In the absence of such consideration, a “promise inducing detrimental reliance may be enforceable if the elements of Sec. 90 of the Restatement (Second) of Contracts are present.” Darlington, [v. General Electric ], [350 Pa.Super. 183, 193-94,] 504 A.2d [306,] at 311 [1986]. The “promisor” in this case, SCI-CS, could not reasonably be said to have intended to induce reliance by the prisoner-recipients of the Inmate Handbook, in that the prisoners had no choice but to enter the institution. There was no element of choice present in their act of doing so, and thus no active and volitional reliance, and no contract.
Slip Op., Leahey, J., 10/17/89, p. 5.
In the recent case of Morosetti v.

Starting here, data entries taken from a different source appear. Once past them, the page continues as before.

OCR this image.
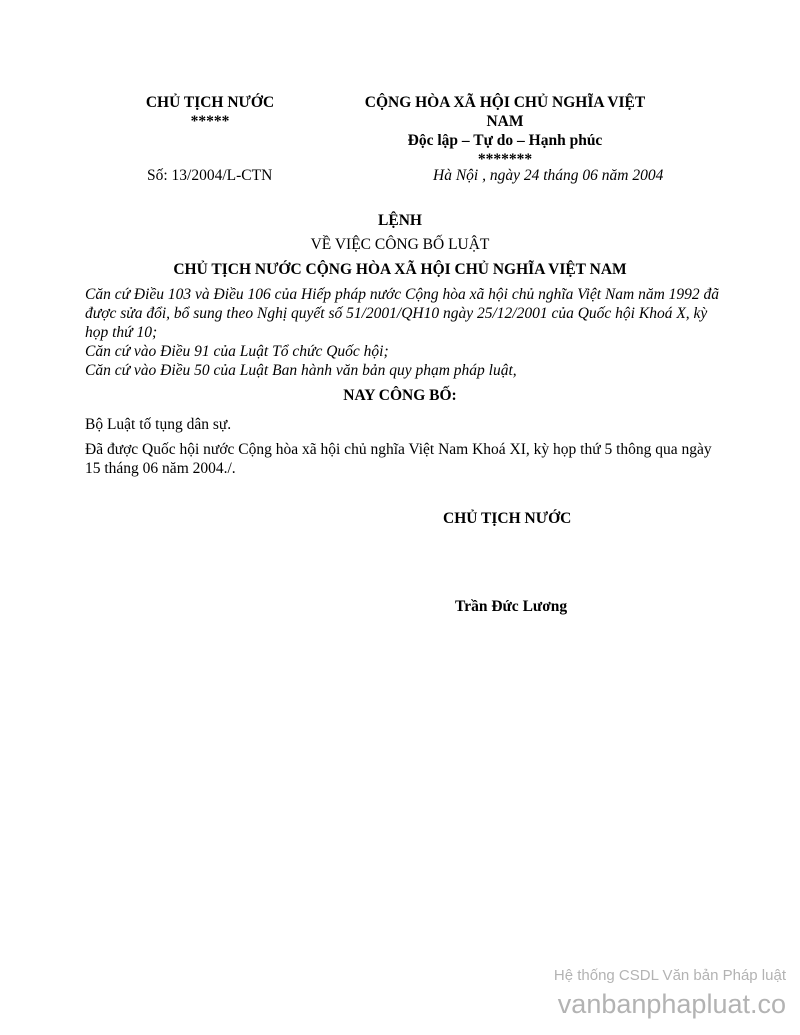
CHỦ TỊCH NƯỚC
*****
CỘNG HÒA XÃ HỘI CHỦ NGHĨA VIỆT
NAM
Độc lập – Tự do – Hạnh phúc
*******
Số: 13/2004/L-CTN	Hà Nội , ngày 24 tháng 06 năm 2004
LỆNH
VỀ VIỆC CÔNG BỐ LUẬT
CHỦ TỊCH NƯỚC CỘNG HÒA XÃ HỘI CHỦ NGHĨA VIỆT NAM

Căn cứ Điều 103 và Điều 106 của Hiếp pháp nước Cộng hòa xã hội chủ nghĩa Việt Nam năm 1992 đã được sửa đổi, bổ sung theo Nghị quyết số 51/2001/QH10 ngày 25/12/2001 của Quốc hội Khoá X, kỳ họp thứ 10;

Căn cứ vào Điều 91 của Luật Tổ chức Quốc hội;

Căn cứ vào Điều 50 của Luật Ban hành văn bản quy phạm pháp luật,

NAY CÔNG BỐ:
Bộ Luật tố tụng dân sự.
Đã được Quốc hội nước Cộng hòa xã hội chủ nghĩa Việt Nam Khoá XI, kỳ họp thứ 5 thông qua ngày 15 tháng 06 năm 2004./.
CHỦ TỊCH NƯỚC
Trần Đức Lương
Hệ thống CSDL Văn bản Pháp luật
vanbanphapluat.co
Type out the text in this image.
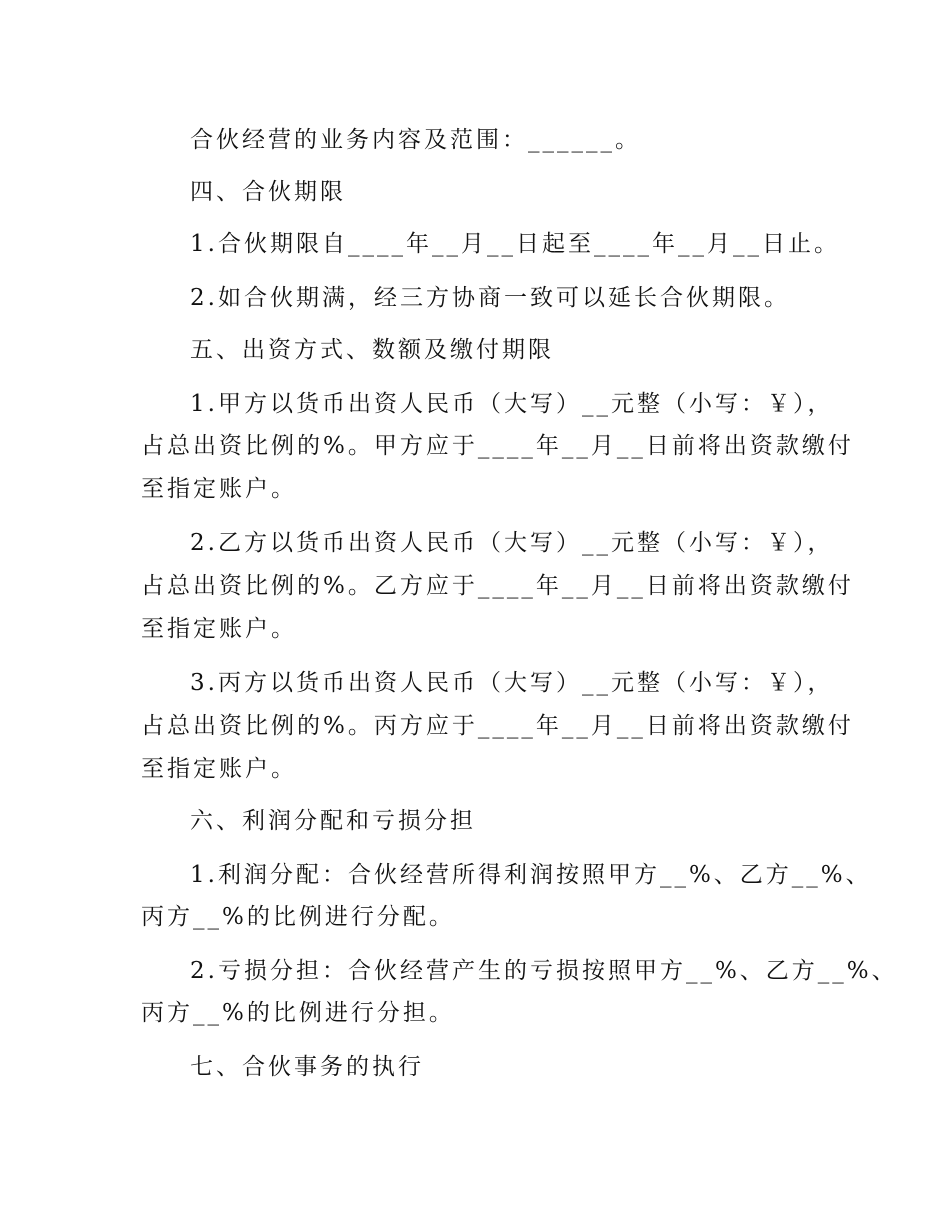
合伙经营的业务内容及范围：______。
四、合伙期限
1.合伙期限自____年__月__日起至____年__月__日止。
2.如合伙期满，经三方协商一致可以延长合伙期限。
五、出资方式、数额及缴付期限
1.甲方以货币出资人民币（大写）__元整（小写：￥），
占总出资比例的%。甲方应于____年__月__日前将出资款缴付
至指定账户。
2.乙方以货币出资人民币（大写）__元整（小写：￥），
占总出资比例的%。乙方应于____年__月__日前将出资款缴付
至指定账户。
3.丙方以货币出资人民币（大写）__元整（小写：￥），
占总出资比例的%。丙方应于____年__月__日前将出资款缴付
至指定账户。
六、利润分配和亏损分担
1.利润分配：合伙经营所得利润按照甲方__%、乙方__%、
丙方__%的比例进行分配。
2.亏损分担：合伙经营产生的亏损按照甲方__%、乙方__%、
丙方__%的比例进行分担。
七、合伙事务的执行
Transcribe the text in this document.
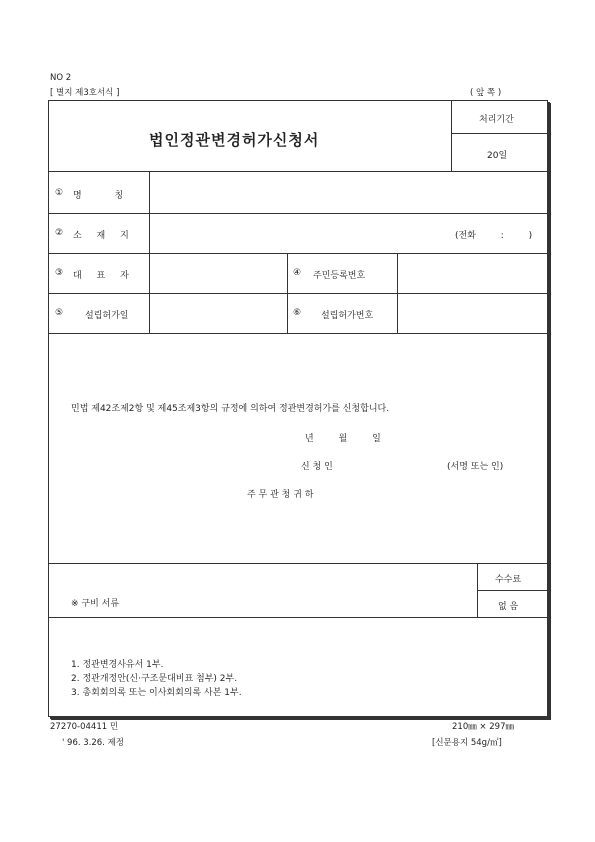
NO 2
[ 별지 제3호서식 ]	( 앞 쪽 )
법인정관변경허가신청서
처리기간
20일
① 명 칭
② 소 재 지	(전화 : )
③ 대 표 자	④ 주민등록번호
⑤ 설립허가일	⑥ 설립허가번호
민법 제42조제2항 및 제45조제3항의 규정에 의하여 정관변경허가를 신청합니다.
년 월 일
신 청 인	(서명 또는 인)
주 무 관 청 귀 하
수수료
없 음
※ 구비 서류
1. 정관변경사유서 1부.
2. 정관개정안(신·구조문대비표 첨부) 2부.
3. 총회회의록 또는 이사회회의록 사본 1부.
27270-04411 민
' 96. 3.26. 제정
210㎜ × 297㎜
[신문용지 54g/㎡]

LA. Land & Exploration Co., 522 Pa. 492, 564 A.2d 151 (1989), our Supreme Court was faced with the question of whether a company policy of severance pay was an enforceable contract between employer and employee. The policy was contained in a personnel manual which was not given to employees, nor were the provisions revealed to the employees. The Court said:
Again, it is basic contract law that ... there must be an intended, definite, specific offer before any offer can be accepted or any enforceable contract created. One cannot suppose that another made an offer, was willing to make an offer or intended sometime to do so. Minds, for contractual obligation, must meet upon definite, specific things.
*509The learned trial judge fell into error when he equated an uncommunicated personnel manual with a “handbook.” The employees here however, could show no more than an employer’s internal consideration of a policy for what might be given when occasion arose. It is not sufficient to show they had a policy. It must be shown they offered it as binding terms of employment. A company may indeed have a policy upon which they intend to act, given certain circumstances or events, but unless they communicate that policy as part of a definite offer of employment they are free to change as events may require.

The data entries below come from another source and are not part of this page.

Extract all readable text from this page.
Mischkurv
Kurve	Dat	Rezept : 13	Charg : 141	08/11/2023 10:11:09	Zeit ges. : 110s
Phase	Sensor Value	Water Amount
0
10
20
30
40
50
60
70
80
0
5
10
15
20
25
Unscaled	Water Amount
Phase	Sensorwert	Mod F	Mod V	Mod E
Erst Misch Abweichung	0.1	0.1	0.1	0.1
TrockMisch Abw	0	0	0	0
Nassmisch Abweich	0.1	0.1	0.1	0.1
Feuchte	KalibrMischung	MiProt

Id., 522 Pa. at 495-96, 564 A.2d at 153.
As the trial court found, the contract law principles outlined above are applicable in the instant case. Appellant, as an inmate, did not “accept” an offer from the SCI and there was no “meeting of the minds” upon the terms of the handbook. The handbook contains administrative directives concerning aspects of prison life and entitlements of prisoners. The fact that legal labels1 are not approved items under the above quoted section of the handbook does not constitute a breach of contract. The administrative office of corrections is free to disallow certain requests made by inmates for items such as legal labels, and if circumstances require revision of the handbook or of the list of approved items, the corrections office may freely do so. As the trial court stated, appellant was not hindered in pursuing his legal action because he had to type the exhibit numbers instead of using labels. For the foregoing reasons, we affirm.
Order affirmed.
. Specifically, the small adhesive labels used to mark exhibits.